Чего бы стоила моя привязанность к детям, если бы она не исходила из желания, изначально живущего в моём сердце? Если мне хватает одних любовных утех, так зачем тогда захотел я согнуть тонкую ветвь под тяжестью плодов, что растут и зреют, следуя циклу жизни? Глупое стремление увековечить имя всегда было мне чуждо, и ещё больше сторонился я той мерзкой власти, которая обычно хочет подчинить себе гибкие и хрупкие существа.
Я убеждён, что рождение ребёнка – это одновременно действие любви и особенное проявление творческого дара мужчины и женщины. Если однажды жизнь, данная маленькому существу, заменит другие виды творчества и любви, то это нарушит главную закономерность. Ибо только непрерывно воссоздавая восхищение и любовь, которыми питается ребёнок, мы позволяем ему прокладывать путь собственной уникальной судьбы.
Да, у меня такое странное чувство, будто мной в глубине души «руководило» то, что по-прежнему остаётся тайной жизни: желание создать живую материю, способную наполнить своей любовью бесплодный мир. Я не устану повторять: я считаю творчество чисто человеческой особенностью, тем качеством, коего человек лишился из-за необходимости работать на собственное несчастье.
Ваше рождение вновь открыло для меня те надежды, которые я искренне лелеял в детстве и которые, несмотря на любящую семью, были перечёркнуты и высмеяны алчностью и низостью, что правят нравами.
Я мечтал о поистине благородной жизни, где я окружил бы добром животных и людей. С годами я начал увязать в липком обществе, где животных мучили, иногда прикрываясь наукой; где бытовое презрение видело в женщинах низших существ по сравнению с мужчиной, пусть даже самым глупым; где о детях, которых чаще всего считали обузой, заботились лишь из соображений их будущей окупаемости; где мужчин, гордых и покорных, затягивало в мялку повседневного труда, а оттуда они выходили надломленными и сдавались под напором организованного отупения. То было время, когда высокомерные интеллектуалы поносили бездумную толпу, не понимая, что это презрение отражалось на них самих и вызывало по отношению к ним ещё больше отвращения. Как же вы хотите, чтобы в таких условиях «сердце не разбилось или не стало бронзой»[11]? Общество, ранящее чувства ребёнка так, что тот ожесточается, – это преступное общество.

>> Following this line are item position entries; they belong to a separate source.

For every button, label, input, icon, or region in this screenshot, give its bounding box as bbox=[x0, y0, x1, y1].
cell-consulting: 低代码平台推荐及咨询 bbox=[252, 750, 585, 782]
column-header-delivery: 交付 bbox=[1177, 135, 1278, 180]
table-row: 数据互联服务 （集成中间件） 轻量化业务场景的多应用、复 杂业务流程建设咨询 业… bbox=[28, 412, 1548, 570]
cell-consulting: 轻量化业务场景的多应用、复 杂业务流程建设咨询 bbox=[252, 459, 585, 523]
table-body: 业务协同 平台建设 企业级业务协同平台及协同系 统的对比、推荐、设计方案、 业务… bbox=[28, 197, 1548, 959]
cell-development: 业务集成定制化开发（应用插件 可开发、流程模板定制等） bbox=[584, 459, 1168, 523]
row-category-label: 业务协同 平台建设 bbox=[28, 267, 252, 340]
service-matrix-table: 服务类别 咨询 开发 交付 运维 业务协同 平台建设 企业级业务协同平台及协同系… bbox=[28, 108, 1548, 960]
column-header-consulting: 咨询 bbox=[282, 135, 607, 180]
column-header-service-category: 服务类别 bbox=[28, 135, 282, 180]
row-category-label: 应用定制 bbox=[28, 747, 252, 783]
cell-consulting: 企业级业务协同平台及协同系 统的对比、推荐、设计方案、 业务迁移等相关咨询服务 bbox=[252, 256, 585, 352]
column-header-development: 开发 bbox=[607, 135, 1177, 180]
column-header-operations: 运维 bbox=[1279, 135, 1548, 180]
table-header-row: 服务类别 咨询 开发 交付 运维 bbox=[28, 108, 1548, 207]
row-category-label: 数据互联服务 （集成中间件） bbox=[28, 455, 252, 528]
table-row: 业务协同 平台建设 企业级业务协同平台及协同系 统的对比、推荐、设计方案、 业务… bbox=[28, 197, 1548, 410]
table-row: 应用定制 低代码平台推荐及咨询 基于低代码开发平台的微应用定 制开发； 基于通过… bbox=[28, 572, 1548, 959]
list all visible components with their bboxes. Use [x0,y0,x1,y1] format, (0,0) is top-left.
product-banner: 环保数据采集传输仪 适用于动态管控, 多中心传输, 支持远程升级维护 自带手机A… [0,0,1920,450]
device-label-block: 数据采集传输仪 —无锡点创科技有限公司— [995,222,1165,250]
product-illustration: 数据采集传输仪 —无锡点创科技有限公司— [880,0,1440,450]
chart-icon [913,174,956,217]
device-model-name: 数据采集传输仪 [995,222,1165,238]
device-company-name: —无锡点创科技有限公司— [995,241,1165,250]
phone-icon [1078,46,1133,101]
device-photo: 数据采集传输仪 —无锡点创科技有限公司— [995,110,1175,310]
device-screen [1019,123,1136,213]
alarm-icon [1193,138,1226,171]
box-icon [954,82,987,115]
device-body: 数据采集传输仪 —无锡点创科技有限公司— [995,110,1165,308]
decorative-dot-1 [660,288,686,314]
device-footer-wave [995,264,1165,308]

Сражаться за жизнь не значит биться против смерти
За миллионы лет наши действия и мысли выстроились в перспективу, в которой смерть была средоточием, центром схождения и пределом.
Как столько поколений могли с необычайным потворством и покорностью мириться с тем, что единственным горизонтом их существования, мыслей, чувств, поступков, творений была могила; что всё рождается, растёт и множится под игом грядущего исчезновения, безвозвратного погребения?
Я не отрицаю неотвратимость смерти (хотя будущее могло бы преподнести нам сюрприз), я лишь отвергаю тиранию, которую мысль об упадке и смерти распространяет на всю повседневную жизнь, удушая счастье, подавляя стремления, обрезая крылья надежды. Я ненавижу эту повседневную смерть, возведённую в статус высшего руководства, эту пытку, что начинается с колыбели и торжествующе систематически унижает человека, отлучая его от наслаждений жизни и принося его в жертву на алтаре богов, вознёсшихся благодаря искажению человеческого естества. Какое нам дело до этих абсурдных и жестоких существ, что, подобно Паркам, прядут, плетут и режут нить судьбы, утратившей всё самое лучшее?